Hallobogor.com, Bogor – Pengembang Apartemen Bogor Valley bakal diadukan ke Badan Penyelesaian Sengketa Konsumen (BPSK). Pasalnya, salah satu konsumen merasa dirugikan. Pengembang telah memutus pembelian apartemen yang terletak di kawasan Jalan Baru, Kota Bogor, itu secara sepihak.

SI, warga Tanah Sareal, Kota Bogor, pada tahun 2012 membeli satu apartemen dengan cara mencicil. Harga satu unit Apartemen Bogor Valley Rp344 juta. Setelah down payment (DP) Rp60 juta, SI memulai proses selanjutnya pembayaran lancar hingga cicilan ke 23.

Pada cicilan ke 23 tepatnya April 2015, SI mengalami kesulitan ekonomi sehingga tidak bisa memenuhi kewajiban untuk membayar cicilan berikutnya. Saat itu jumlah uang pembayaran yang masuk sudah sekitar Rp140 juta.

“Tanpa ada kabar, saya diputus secara sepihak. Ini diketahui saya saat hendak melunasi pembayaran awal tahun 2016 lalu,” ujarnya.

SI menyikapi permasalahan yang merundungnya memilih mengajukan kepada pemasaran apartemen uang pembayaran yang telah masuk kembali. Namun baru-baru ini, ia hanya akan menerima uang pengembalian Rp36 juta.

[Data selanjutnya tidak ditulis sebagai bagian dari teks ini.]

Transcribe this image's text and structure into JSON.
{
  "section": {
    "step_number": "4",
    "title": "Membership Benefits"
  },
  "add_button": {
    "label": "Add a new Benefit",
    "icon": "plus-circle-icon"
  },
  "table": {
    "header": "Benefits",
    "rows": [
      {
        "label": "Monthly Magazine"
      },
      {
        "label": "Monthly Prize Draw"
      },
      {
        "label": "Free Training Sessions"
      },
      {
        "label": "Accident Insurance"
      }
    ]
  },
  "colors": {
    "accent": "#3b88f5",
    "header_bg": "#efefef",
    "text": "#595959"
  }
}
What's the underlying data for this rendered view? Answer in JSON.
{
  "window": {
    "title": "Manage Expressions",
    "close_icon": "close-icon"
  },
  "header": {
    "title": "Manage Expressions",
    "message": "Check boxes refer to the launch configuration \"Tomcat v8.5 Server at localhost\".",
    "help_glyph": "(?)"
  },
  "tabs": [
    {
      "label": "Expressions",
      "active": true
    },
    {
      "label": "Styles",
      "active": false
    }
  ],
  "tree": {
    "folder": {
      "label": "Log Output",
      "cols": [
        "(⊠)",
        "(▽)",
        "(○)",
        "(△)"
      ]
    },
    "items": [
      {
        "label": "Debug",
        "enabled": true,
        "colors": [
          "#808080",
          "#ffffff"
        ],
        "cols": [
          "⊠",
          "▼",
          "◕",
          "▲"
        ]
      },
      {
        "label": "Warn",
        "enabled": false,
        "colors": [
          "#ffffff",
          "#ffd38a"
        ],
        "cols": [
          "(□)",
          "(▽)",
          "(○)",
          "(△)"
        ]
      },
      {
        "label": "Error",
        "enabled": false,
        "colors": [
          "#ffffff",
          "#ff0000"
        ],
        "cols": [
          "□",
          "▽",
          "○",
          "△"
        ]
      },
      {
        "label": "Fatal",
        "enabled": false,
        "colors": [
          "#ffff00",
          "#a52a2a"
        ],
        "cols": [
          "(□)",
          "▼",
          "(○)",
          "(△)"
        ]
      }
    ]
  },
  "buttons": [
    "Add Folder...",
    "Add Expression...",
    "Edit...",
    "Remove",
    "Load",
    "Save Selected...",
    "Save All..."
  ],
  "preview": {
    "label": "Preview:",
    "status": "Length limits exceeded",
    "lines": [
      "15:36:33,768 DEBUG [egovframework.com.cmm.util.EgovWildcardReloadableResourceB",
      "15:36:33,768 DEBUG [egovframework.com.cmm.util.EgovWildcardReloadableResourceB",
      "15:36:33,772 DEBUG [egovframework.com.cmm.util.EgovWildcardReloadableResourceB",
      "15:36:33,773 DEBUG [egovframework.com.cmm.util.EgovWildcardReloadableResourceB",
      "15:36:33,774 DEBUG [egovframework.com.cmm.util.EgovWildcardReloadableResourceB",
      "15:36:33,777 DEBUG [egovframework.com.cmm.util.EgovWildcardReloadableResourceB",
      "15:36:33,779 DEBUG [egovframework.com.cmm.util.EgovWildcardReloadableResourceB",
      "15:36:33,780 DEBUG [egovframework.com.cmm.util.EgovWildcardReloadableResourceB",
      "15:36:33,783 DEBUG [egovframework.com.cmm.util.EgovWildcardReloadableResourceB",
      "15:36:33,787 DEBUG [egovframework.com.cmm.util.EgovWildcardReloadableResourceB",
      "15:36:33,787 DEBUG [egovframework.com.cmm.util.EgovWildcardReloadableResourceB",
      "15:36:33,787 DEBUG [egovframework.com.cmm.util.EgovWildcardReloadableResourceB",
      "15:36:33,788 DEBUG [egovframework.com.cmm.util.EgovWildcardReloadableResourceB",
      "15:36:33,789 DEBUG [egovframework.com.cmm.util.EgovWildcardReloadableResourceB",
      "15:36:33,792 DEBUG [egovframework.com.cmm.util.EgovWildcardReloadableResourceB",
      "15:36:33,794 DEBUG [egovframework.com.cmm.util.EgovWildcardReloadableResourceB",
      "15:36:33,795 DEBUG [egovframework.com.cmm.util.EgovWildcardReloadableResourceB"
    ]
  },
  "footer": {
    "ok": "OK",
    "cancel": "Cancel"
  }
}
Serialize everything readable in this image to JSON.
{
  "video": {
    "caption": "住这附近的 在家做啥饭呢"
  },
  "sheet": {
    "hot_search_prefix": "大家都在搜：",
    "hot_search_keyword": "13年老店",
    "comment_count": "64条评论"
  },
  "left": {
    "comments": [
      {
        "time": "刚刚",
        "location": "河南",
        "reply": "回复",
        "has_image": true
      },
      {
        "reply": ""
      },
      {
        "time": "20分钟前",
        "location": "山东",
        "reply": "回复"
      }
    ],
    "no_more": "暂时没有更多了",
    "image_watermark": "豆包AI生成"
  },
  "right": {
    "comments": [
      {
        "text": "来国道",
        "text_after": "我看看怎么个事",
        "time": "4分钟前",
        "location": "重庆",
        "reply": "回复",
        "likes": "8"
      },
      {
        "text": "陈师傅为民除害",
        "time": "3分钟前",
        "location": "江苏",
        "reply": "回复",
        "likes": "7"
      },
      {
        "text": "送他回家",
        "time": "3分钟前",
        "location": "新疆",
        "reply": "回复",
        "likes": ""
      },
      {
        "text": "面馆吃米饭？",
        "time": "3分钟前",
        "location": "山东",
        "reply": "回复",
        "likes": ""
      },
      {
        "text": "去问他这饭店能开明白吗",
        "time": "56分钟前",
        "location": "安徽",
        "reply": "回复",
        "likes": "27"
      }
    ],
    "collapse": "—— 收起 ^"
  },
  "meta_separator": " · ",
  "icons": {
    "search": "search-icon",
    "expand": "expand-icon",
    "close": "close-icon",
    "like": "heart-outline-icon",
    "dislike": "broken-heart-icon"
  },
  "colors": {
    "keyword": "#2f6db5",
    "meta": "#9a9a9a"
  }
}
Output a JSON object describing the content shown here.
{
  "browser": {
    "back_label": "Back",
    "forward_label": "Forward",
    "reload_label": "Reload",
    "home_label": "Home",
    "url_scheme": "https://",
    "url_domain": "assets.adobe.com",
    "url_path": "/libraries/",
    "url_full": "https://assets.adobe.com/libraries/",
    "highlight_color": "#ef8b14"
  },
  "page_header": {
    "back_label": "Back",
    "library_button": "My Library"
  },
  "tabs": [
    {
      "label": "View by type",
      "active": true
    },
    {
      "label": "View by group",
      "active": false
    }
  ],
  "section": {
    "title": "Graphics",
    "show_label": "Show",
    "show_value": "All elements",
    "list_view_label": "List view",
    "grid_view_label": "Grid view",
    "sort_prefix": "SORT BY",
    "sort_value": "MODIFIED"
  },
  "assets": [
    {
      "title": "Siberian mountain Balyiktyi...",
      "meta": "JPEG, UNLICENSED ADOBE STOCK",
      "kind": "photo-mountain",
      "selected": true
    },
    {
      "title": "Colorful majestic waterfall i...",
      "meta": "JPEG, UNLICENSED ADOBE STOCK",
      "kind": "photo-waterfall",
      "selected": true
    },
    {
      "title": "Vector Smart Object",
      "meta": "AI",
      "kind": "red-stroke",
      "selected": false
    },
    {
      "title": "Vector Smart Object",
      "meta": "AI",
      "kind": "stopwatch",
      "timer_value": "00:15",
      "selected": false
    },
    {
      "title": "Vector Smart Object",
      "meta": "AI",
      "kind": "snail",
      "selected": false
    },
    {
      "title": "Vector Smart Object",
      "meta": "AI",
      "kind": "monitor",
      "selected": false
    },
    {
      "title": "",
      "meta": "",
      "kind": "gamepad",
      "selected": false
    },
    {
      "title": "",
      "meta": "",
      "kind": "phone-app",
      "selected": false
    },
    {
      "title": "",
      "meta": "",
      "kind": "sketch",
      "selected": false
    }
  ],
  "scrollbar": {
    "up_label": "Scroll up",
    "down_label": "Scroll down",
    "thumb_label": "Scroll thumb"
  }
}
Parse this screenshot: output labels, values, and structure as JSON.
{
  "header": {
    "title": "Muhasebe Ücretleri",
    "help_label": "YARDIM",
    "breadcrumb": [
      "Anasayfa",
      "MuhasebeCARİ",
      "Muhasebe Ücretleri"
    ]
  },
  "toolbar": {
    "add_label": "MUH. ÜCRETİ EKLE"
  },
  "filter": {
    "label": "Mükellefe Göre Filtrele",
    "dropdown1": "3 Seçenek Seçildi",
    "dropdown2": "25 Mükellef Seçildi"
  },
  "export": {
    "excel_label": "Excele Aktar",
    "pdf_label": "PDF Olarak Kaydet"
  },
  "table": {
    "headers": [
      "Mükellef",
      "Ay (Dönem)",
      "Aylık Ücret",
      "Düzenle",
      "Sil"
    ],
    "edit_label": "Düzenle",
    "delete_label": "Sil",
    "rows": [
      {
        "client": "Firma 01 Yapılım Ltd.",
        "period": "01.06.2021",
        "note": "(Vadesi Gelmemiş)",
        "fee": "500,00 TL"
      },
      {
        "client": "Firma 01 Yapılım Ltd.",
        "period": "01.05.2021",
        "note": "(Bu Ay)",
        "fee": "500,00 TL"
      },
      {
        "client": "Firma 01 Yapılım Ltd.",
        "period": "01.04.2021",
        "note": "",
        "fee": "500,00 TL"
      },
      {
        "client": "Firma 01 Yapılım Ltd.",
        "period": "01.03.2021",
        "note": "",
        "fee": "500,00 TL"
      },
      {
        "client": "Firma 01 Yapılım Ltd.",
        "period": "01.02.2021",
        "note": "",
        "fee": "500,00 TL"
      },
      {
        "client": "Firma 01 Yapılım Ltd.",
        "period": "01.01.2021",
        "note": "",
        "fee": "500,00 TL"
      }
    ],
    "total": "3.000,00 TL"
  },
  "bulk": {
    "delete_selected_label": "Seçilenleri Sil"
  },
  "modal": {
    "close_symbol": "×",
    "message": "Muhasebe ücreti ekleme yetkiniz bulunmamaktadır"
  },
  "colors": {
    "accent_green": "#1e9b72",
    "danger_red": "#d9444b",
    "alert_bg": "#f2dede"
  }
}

“Jelas saya shok. Uang itu juga hingga kini belum diambil. Untuk itu, saya mau mengambil langkah mengadukan hal ini ke BPSK,” SI menandas.

Terpisah, Dwi Foba selaku Marketing Bogor Valley membenarkan pengembang telah memutus pembelian apartemen terhadap SI. Kata Dwi, pemutusan itu langsung dari pusat dan secara rinci ia tidak tahu percis apa penyebabnya.

“Saya tidak tahu, apa karena tunggakan atau apa. Semua proses pemutusan kebijakan pusat. Biasanya hak konsumen standarnya 20 persen dari harga. Kalau uang masuk belum ada 20 persen berarti hangus semua,” ujar Dwi. (hrs).